Holloman to transition to AETC

Tech. Sgt. Matthew Rosine
Holloman AFB, N.M.

An MQ-9 Reaper sits on the flight line of Holloman Air Force Base, N.M., Jan. 27. The MQ-9 is involved in remote split-operations which allows Airmen at Ellsworth Air Force Base, S.D.,to fly and train on aircraft shared with Holloman AFB.

Holloman Air Force Base, N.M., will be re-assigned to a new major command during a ceremony scheduled to be held at 9 a.m. Sept. 28 at the base.

The base re-alignment will move Holloman’s 49th Wing from Air Combat Command to Air Education and Training Command. 

The move will allow Air Force leaders, as well as key subject matter experts, to more effectively highlight and support the Holloman mission and its impact on global operations.

“The Fightin’ 49ers at Holloman have a long history of aviation excellence and service to our nation,” said Col. Joseph Campo, 49th Wing commander. “Our transition from Air Combat Command to Air Education and Training Command is going to improve our ability to forge combat airpower for the United States while aligning our wing under the experts for training and education in the Air Force.” 

Air Education and Training Command’s mission is recruiting, training and educating America’s Airmen to serve their country in a time of war. This means providing the best training to today’s Airmen and developing them into the future leaders of tomorrow. 

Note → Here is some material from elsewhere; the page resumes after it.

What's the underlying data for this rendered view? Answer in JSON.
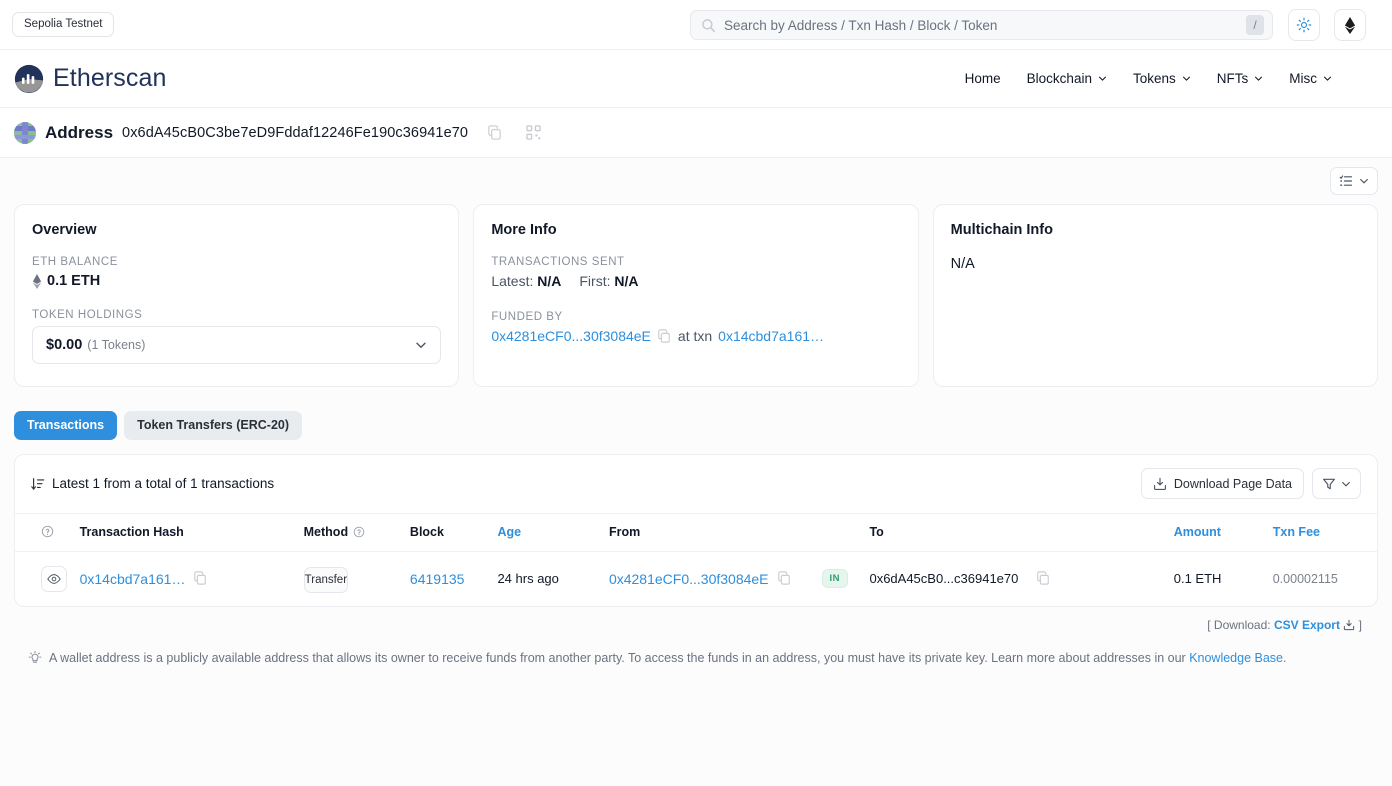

An F-16 Fighting Falcon sits in a hangar prior to departure at Holloman Air Force Base, N.M. May 13, 2015. F-16 students from the 311th Fighter Squadron, a tenant until from Luke Air Force Base, Ariz., are currently flying night operations as part of their syllabus. During the night operations, the students are becoming familiarized with night vision goggles while performing combat training missions.

As the premiere MQ-9 Reaper and F-16 Viper training installation in the Air Force, the 49th Wing will be even more effective and proactive in its formal training units once under AETC. 

“Our number one mission is developing combat-ready Viper and Reaper aircrew,” said Campo. “This transition is only going to improve our ability to succeed in this endeavor. Combat airpower starts at Holloman Air Force Base.”

Holloman’s current operations support national security objectives around the world with mission-ready MQ-9 pilots and sensor operators, F-16 pilots, an Air Transportable Medical Clinic and Base Expeditionary Airfield Resources assets. The wing deploys combat-ready and mission-support forces, which support Air Expeditionary Force operations, Overseas Contingency Operations and peacetime contingencies.   

Following the Sept. 28 ceremony, Holloman will officially join AETC’s 12 other major installations on Oct. 1.